Il socio Edmondo Semprini, classe 1923 pensionato FS, ricorda le sue vicissitudini nell'ultimo conflitto bellico, soffermandosi sul periodo in cui era sfollato con la famiglia a Santa Maria in Cerreto. Memorie raccolte dal sig. Daniele Celli.
Prima della mietitura, con gli uomini della zona di Croce, avevamo deciso che fosse meglio mettersi a lavorare per realizzare alcuni rifugi scavati sul fianco della collina, nella ripa di Genghini mi sembra dicessero. Erano quattro gallerie, larghe circa un metro e mezzo, parallele fra di loro, realizzate su un fronte di collina di una ventina di metri circa. Avevamo deciso di scavare nella parte terminale una galleria che le collegasse ma non ci fu possibile perché arrivarono i tedeschi che ne occuparono una parte.

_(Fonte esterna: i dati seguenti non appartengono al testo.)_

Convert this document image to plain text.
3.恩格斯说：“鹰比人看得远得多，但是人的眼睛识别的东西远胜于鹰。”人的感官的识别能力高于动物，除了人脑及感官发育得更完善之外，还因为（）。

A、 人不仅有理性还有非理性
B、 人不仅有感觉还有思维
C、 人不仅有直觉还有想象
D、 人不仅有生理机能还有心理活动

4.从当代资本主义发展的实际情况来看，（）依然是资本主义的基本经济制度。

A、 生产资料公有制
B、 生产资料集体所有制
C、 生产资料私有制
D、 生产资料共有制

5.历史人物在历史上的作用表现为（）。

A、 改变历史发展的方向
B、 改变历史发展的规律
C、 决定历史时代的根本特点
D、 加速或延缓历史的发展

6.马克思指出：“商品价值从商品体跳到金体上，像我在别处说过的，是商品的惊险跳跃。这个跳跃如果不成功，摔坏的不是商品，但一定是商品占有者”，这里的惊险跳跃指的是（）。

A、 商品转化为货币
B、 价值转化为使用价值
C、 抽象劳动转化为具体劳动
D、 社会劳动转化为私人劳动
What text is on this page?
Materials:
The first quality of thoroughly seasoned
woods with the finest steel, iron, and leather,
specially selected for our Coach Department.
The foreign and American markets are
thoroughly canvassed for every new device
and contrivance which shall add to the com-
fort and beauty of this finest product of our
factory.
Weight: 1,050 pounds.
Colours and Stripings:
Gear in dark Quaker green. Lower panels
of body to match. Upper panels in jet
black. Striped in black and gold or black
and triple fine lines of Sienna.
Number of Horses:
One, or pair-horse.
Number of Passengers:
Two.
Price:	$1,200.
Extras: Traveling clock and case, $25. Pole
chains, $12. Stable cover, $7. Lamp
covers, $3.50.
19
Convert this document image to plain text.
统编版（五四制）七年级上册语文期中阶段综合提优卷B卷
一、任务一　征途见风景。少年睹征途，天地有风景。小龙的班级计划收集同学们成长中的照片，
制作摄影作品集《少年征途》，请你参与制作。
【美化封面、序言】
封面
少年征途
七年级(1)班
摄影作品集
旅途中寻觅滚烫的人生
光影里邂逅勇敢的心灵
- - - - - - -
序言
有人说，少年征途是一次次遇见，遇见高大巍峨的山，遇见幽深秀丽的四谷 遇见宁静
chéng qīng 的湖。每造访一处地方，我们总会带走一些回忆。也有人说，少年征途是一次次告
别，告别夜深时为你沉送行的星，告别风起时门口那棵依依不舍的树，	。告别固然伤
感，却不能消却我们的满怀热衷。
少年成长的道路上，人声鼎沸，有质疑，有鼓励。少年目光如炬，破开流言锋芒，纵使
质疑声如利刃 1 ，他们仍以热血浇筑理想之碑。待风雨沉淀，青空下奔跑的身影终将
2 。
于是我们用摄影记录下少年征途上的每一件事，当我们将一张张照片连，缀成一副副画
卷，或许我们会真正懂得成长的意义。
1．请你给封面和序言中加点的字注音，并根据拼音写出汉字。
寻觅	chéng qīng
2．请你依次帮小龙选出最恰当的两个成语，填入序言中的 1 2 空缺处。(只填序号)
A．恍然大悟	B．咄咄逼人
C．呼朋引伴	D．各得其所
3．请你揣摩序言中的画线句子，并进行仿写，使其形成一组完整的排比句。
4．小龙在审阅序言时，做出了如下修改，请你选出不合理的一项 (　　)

Con il terreno scavato creammo davanti l'ingresso una barriera paraschegge. Per realizzarle penso che lavorammo almeno una trentina di giorni. Durante questi lavori ricordo che un giorno passarono su di noi alcuni cacciabombardieri, stavo per mettermi a correre per mettermi al riparo ma un tedesco mi fermò puntandomi una pistola addosso. Correndo, rischiavo di attirare l'attenzione del pilota, era meglio rimanere immobili.
Durante la nostra permanenza a Casiccio aiutammo la famiglia che ci ospitava nei lavori della mietitura, anche per ottenere in cambio di che sfamarci. Una parte del grano lo trebbiai in casa utilizzando le reti del letto.
Un giorno assistetti a un bombardamento aereo eseguito da 10/15 cacciabombardieri nella zona di San Savino. Forse attaccarono una batteria di cannoni, oppure una colonna di automezzi lungo la strada fra San Savino e Coriano; ricordo le alte fiamme che si alzavano verso il cielo.
Una mattina, potevano essere le ore 7.30 circa, stavamo ancora scavando per la preparazione dei rifugi quando sentimmo un gran trambusto provenire dal fondo della vallata di Valliano. Uscito fuori mi portai in un punto che mi permetteva di osservare la zona. I tedeschi stavano facendo un rastrellamento, si sentiva che sparavano come matti.
Io avevo la tessera TODT, ma quando mi incamminai per andare al mio posto di lavoro, incontrai la Tosi Isolina (Bisolina), una mia vicina di casa (abitava a Rimini due case più avanti della mia) e mi consigliò di prendere un'altra strada. Seguii il suo consiglio e mi portai su quella che conduce a Monte Colombo.
Qui incontrai un calesse guidato da un militare tedesco. Gli feci segno di fermarsi poi, mostrandogli la tessera TODT, gli spiegai che dovevo andare a lavorare. Mi fece salire e riprese il viaggio. Una volta giunti nel ghetto di San Marco vidi ai bordi della carreggiata molti uomini controllati dai militari, penso fossero stati catturati per lavorare.
Ebbi una paura tremenda, mi sarei voluto fare piccolo tanto da non essere visto, anzi avrei voluto proprio sparire. Il mio timore era che anche la tessera non valesse nulla in quel frangente, invece le cose andarono bene. Non saprei dire dove quegli uomini siano stati portati. Anche mio babbo, in un'altra occasione, era stato preso durante un rastrellamento lungo la via Montescudo. Lo portarono a lavorare sul fiume Foglia, non ricordo per quanto ma riuscì a scappare. Quell'esperienza lo segnò, non era più lo stesso di prima.